The Match Group, which owns several brands of internet dating services, which includes Tinder, Hinge, Ok Cupid and PlentyOfFish, has surpassed analyst’s forecasted revenue of $437 million, in their third-quarter reports declared a revenue of $444 million, a 29 percent increase from the previous year.
The Match Group has declared that it expects to bring in a total of $1.72 billion in annual revenue.
But the company’s fourth-quarter prediction did not satisfy Wall Street. Match Group said it expects between $440 and $450 million in revenue in the fourth quarter, falling short of the $454.5 million analyst estimate. As a result, the Shares of the company sank by 10% hours after trading.
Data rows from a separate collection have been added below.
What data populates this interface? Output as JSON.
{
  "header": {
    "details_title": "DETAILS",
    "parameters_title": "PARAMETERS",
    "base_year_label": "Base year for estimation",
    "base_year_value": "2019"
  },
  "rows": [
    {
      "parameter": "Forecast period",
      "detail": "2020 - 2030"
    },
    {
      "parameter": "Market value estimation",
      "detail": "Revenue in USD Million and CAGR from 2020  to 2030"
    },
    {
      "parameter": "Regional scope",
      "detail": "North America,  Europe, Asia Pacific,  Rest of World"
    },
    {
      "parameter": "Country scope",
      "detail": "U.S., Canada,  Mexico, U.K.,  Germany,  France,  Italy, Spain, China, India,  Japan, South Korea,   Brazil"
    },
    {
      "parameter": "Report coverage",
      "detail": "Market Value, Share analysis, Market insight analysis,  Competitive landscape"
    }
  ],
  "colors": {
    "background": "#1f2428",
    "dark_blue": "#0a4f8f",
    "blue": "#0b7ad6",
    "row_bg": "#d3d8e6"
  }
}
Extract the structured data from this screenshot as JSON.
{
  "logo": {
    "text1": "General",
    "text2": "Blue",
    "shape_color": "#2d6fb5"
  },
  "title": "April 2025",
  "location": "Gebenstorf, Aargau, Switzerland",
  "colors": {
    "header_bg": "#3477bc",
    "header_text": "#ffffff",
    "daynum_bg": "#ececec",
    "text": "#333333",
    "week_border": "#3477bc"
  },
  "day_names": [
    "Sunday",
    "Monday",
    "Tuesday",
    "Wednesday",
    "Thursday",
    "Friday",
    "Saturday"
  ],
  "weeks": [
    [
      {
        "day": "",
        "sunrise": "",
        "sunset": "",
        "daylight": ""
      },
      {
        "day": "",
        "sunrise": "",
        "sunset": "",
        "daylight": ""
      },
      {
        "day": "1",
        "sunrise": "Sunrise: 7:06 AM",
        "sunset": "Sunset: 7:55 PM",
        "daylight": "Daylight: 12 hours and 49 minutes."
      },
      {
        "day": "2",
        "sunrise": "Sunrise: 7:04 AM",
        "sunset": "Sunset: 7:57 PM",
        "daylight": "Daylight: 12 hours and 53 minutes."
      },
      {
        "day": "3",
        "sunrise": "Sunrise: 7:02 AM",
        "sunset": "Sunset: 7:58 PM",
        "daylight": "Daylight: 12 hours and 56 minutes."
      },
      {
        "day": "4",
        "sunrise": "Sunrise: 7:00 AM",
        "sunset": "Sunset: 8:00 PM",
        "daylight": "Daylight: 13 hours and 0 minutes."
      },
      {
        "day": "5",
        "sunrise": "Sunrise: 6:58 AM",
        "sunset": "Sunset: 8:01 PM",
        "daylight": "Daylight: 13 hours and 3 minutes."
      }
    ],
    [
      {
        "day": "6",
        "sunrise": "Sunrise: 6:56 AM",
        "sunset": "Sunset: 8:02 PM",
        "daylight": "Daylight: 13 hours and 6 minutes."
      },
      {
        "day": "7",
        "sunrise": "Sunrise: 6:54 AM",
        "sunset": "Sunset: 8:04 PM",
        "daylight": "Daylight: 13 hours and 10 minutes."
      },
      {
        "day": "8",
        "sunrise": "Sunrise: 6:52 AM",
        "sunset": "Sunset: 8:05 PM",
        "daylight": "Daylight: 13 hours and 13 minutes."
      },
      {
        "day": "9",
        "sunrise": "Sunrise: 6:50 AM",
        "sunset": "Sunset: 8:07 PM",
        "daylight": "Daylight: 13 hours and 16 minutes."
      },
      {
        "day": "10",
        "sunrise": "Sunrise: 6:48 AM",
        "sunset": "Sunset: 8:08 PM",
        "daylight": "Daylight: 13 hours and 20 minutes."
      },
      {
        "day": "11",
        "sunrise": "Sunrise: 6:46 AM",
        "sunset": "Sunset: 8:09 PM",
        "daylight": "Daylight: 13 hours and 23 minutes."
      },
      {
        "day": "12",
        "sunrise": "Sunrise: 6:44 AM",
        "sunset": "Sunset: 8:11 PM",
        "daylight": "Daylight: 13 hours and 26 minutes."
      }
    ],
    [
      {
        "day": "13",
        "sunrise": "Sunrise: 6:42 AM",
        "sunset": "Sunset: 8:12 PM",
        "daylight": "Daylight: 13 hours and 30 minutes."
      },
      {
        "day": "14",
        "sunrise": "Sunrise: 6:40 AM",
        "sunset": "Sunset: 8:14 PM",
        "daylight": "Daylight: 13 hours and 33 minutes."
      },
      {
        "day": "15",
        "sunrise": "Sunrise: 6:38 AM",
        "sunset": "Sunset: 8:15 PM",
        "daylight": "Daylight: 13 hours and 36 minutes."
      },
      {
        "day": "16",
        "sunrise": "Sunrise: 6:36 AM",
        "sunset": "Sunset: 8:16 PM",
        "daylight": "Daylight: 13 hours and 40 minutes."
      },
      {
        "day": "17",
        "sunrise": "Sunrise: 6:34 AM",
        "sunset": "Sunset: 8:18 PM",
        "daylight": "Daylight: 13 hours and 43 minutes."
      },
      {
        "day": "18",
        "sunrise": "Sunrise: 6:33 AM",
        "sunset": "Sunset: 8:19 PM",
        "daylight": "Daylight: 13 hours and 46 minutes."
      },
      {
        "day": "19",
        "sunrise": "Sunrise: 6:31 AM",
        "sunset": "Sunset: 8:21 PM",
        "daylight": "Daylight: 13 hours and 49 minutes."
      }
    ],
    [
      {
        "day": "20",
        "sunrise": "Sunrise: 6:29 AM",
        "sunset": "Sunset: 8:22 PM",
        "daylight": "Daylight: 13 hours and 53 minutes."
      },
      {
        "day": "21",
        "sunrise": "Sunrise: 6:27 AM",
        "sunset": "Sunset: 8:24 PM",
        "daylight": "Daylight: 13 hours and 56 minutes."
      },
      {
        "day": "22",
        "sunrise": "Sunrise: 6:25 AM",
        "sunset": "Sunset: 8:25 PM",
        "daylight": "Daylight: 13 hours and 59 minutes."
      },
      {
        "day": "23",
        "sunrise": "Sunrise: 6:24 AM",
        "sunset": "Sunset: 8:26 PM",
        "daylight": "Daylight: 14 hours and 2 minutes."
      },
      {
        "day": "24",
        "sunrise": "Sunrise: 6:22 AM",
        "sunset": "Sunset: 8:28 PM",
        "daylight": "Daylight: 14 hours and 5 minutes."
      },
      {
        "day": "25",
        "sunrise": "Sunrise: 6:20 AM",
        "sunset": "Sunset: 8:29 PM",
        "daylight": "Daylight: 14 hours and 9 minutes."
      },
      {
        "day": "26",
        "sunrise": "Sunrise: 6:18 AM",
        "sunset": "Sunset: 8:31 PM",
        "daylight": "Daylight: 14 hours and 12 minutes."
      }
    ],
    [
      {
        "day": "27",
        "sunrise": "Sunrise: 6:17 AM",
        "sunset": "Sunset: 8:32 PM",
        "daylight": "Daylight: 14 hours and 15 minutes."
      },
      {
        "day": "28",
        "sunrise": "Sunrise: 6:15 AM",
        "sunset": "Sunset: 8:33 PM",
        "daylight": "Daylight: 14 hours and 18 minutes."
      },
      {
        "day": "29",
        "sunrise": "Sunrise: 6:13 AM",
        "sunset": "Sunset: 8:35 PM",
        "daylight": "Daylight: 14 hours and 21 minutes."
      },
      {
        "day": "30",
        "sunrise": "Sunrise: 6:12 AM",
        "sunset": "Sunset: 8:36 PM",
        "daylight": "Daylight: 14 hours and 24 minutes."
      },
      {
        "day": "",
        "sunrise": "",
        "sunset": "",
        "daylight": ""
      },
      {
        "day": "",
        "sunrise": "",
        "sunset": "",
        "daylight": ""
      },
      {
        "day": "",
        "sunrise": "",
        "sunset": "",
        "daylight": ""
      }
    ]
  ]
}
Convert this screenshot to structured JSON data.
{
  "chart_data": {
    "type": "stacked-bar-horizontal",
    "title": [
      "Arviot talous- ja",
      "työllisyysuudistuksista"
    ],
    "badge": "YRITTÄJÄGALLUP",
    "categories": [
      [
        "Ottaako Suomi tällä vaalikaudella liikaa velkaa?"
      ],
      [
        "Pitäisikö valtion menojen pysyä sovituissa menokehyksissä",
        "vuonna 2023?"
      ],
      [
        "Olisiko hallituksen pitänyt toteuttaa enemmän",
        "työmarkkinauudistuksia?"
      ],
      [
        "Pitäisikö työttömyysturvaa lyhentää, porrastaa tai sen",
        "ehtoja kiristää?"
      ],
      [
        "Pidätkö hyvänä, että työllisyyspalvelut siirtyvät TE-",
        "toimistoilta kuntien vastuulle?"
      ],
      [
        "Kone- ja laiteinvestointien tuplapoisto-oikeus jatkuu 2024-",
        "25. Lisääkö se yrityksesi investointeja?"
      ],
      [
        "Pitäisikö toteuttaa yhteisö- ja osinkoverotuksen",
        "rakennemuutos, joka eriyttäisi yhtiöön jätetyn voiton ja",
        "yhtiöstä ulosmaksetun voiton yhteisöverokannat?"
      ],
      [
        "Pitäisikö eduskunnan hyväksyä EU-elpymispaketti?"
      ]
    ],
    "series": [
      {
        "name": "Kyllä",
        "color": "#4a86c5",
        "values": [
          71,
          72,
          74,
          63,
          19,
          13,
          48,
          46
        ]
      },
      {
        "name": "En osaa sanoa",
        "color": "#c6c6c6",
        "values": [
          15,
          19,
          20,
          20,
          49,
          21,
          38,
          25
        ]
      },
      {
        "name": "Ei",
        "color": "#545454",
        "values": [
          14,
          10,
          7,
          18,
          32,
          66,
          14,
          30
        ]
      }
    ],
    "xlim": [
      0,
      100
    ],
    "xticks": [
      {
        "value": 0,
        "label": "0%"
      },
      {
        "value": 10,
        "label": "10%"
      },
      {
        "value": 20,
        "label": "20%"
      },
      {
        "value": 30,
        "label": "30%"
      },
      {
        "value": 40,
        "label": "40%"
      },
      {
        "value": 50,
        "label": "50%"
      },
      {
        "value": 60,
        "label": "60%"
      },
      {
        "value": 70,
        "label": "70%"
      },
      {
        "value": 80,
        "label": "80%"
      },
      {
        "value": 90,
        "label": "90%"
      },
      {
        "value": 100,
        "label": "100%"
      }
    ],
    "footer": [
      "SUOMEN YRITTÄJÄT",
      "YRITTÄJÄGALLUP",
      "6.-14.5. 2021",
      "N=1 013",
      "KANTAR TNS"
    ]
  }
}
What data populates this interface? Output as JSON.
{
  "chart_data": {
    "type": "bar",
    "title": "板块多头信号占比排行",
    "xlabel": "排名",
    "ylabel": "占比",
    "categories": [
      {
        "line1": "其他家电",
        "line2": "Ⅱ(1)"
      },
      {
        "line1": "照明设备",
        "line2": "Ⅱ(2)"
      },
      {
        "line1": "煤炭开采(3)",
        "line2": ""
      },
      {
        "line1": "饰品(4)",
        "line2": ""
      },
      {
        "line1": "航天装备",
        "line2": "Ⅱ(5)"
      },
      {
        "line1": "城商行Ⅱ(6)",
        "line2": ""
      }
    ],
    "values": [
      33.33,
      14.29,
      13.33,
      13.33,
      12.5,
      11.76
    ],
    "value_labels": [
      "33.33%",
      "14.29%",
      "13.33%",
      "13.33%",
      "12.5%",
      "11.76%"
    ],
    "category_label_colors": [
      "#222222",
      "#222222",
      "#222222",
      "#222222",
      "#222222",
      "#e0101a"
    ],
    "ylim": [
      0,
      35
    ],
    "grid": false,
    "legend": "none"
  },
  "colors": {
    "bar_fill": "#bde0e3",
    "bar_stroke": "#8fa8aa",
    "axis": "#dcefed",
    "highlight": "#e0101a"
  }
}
Tinder, which is a location-based mobile dating application, has continued to be the company’s growth engine, accountable for roughly half its paid users and half its projected annual revenue. The companies total number of paid subscribers came in at 8.1 million, up from 7.7 million in Q2 and a 23 percent increase. Much of that growth comes from Tinder Gold, Tinder’s premium subscription tier that lets users see who’s already liked them without doing any swiping. The Overall Tinder’s paying user base is up to 4.1 million from 3.8 million the prior quarter.
Tinder is expected to generate $800 million in revenue in 2018.
Hinge, another app-based dating service acquired by Match in June, is on its way up. Match says it’s seen a 5x increase in downloads since it first invested.